1. A New Shell: Son of Gadget
There is an official video available showing off a new look for Windows that ZDNet reports is called the MoSH or Modern Shell that people can opt out of if they prefer a “classic” look. It may also be called “Mosaic” – another code name floating around. It is Metro based and supports multi-touch, resembling the Metro look of Windows Phone in many ways including the tile based design. This was actually an idea publicly proposed around the time Windows Phone was first revealed. Why not simply build a Metro shell on top of Windows 7 and release it as a tablet solution?
Underneath the shell will be a typical next generation Windows supporting Silverlight, WPF, a ribbon bar, and all the legacy technologies and apps we have grown comfortable with. This would be a distinctly old wine into new skins strategy. This is easily doable and Microsoft has experience with it from the “gadgets” concept introduced with Vista and extended in Windows 7. Like gadgets, MoSH components can be developed in a variety of technologies – which would explain some of the discussion around HTML5 vs Jupiter as rival development platforms for Win 8.
2. Web Based Apps: Everything 365
Microsoft has been building the technology around web-based solutions with their Office 365 cloud services, allowing users to employ either web-based versions of office or native apps. Extending this more generally to consumers would allow light weight software on tablets while making full versions of the apps available to desktop users. It would also explain the emphasis on HTML5 as lots of legacy apps would have to be ported to the web in order to make them work on lower-end hardware. On the other hand, we know that even sophisticated applications like Photoshop, for instance, can work over the web.
Why not everything else?
3. Virtual OS: Legacy Mode
This is my fantasy scenario.
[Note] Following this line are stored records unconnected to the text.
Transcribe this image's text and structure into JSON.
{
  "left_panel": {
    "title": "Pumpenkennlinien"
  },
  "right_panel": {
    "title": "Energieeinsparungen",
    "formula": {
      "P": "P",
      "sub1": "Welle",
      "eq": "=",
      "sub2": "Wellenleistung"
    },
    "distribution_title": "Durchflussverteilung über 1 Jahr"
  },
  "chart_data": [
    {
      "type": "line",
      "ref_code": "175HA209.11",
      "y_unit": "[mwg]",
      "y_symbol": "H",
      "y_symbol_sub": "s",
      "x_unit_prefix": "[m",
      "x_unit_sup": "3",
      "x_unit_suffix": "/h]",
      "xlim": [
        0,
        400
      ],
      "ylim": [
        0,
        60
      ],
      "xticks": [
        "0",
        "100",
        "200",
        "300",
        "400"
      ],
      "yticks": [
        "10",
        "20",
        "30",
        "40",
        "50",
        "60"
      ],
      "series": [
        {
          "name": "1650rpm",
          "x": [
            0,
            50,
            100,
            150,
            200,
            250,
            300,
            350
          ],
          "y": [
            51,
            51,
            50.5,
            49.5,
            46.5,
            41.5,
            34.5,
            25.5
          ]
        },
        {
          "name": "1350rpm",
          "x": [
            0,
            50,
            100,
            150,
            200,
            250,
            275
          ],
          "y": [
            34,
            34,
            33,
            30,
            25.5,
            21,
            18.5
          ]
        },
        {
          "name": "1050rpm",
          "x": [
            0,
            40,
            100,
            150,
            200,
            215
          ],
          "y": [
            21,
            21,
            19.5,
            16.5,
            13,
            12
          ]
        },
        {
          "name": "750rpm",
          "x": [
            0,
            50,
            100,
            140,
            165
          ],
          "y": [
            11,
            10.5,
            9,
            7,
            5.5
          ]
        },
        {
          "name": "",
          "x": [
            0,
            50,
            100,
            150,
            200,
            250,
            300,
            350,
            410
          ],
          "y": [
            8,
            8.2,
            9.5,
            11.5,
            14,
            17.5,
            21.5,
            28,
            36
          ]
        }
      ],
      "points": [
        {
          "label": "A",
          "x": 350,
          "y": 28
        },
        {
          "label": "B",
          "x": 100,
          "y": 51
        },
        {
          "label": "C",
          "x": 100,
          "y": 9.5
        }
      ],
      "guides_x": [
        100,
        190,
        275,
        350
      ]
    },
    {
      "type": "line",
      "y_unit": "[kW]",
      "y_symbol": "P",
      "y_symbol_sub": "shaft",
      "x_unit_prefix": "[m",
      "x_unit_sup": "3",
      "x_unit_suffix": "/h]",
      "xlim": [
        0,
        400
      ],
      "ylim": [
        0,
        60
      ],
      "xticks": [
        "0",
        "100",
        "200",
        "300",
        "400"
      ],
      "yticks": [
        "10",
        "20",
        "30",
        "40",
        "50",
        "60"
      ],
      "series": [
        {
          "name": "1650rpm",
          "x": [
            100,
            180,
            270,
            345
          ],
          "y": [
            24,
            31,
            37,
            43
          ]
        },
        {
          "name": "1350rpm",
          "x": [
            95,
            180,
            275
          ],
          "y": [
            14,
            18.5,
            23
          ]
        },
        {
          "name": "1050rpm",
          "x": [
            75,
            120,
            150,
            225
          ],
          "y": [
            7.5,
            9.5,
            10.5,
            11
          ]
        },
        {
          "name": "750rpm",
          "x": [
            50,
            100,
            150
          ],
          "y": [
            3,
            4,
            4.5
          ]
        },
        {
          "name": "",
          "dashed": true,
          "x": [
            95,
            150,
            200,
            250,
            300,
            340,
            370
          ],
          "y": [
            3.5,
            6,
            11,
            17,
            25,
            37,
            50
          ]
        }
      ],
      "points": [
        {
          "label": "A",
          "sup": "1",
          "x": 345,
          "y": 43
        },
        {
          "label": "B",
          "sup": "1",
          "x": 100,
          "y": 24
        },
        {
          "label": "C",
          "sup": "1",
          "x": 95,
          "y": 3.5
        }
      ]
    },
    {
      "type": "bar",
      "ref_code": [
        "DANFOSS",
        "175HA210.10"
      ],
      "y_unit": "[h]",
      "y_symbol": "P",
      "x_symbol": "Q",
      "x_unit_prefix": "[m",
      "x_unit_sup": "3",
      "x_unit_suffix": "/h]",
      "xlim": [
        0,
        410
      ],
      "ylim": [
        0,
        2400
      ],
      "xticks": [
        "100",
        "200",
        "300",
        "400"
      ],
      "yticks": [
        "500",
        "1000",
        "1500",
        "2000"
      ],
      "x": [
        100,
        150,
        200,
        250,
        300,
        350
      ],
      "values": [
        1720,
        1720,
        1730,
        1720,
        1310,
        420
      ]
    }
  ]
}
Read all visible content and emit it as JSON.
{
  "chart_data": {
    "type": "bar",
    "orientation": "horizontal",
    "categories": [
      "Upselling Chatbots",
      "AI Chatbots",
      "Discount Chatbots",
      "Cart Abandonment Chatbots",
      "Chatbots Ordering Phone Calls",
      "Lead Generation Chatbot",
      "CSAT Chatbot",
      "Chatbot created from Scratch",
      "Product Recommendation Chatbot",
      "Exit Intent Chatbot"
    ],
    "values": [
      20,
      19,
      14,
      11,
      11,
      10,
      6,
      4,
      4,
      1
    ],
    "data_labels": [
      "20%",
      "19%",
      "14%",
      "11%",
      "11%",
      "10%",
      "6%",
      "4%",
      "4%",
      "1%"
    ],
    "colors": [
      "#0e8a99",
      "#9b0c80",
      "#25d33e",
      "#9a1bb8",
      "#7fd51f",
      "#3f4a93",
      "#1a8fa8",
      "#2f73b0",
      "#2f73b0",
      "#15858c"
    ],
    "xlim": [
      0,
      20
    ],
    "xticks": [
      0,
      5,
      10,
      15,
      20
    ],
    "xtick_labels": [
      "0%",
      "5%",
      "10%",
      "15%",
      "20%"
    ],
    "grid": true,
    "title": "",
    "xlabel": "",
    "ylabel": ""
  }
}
With Windows 7, Microsoft introduced something called XP Mode, which would allow users to run legacy apps on a virtual machine behind the scenes but have it look like you were running apps in the host OS. Could this concept be extended? One of the things we currently know officially about Windows 8 is it has hyper-V 3 integration of some sort. What if the Jupiter/HTML5 piece really is the biggest part of the new OS (a truly new game changing and light-weight OS) while XP Mode type functionality will be used to support legacy apps transparently for our grandmothers and IT managers.
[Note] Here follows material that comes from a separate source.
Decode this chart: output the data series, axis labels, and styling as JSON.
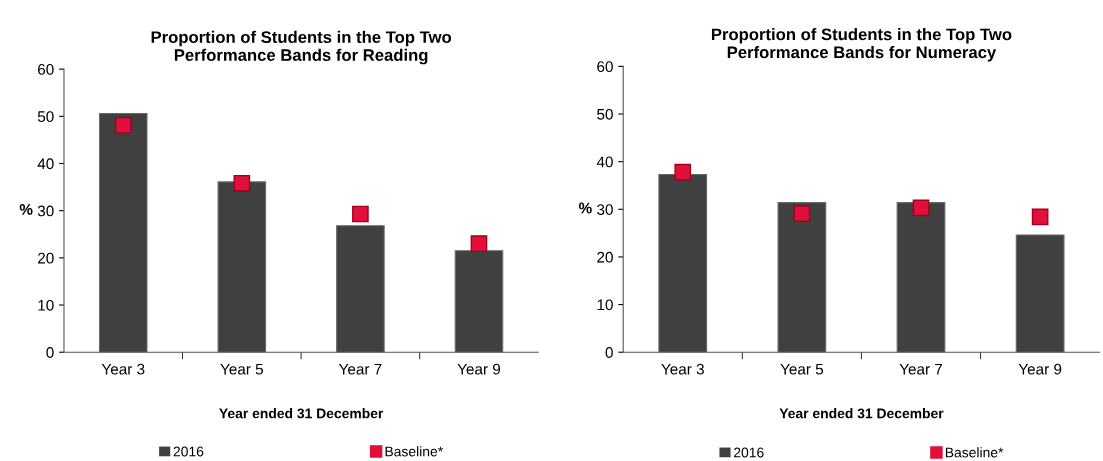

This would be a remarkable sleight-of-hand, reminding me of a Penn & Teller routine where they go through several layers of misdirection to create the illusion of a man standing by a light pole smoking a cigarette when neither the cigarette or the light pole or the man are real.
What if this could be combined with the Microsoft cloud computing strategy to host VHD’s in the cloud so a person could access their cloud-based OS from any device – a truly Web OS? VMWare, after all, just recently introduced in a similar concept for something they are calling Project AppBlast. It wouldn’t be a huge stretch to believe that Microsoft is thinking along the same lines – especially if it provides an automagical solution for the backwards compatibility conundrum.
That would certainly be something to see as well as something that solves the problem of having a modern consumer look while preserving the power and functionality of traditional and legacy applications. In a scenario like this, all of our current development skills would still be relevant, from Silverlight and WPF to Visual Basic 6 and FoxPro. They would only be second class citizens on the OS to the extent that they are now virtual, rather than native, skills.
But I’m sure the reality will manage to be both more as well as less exciting than any of these suggestions … and the big reveal is only a few weeks away at this point. If I had to give a summary judgment of whether Microsoft’s wait-and-see strategy around Windows 8 has worked, I would have to say yes, absolutely.
As frustrating as the wait has been, the feints, misdirections and long silences have only wetted my appetite to find out what Windows 8 is hiding under the hood.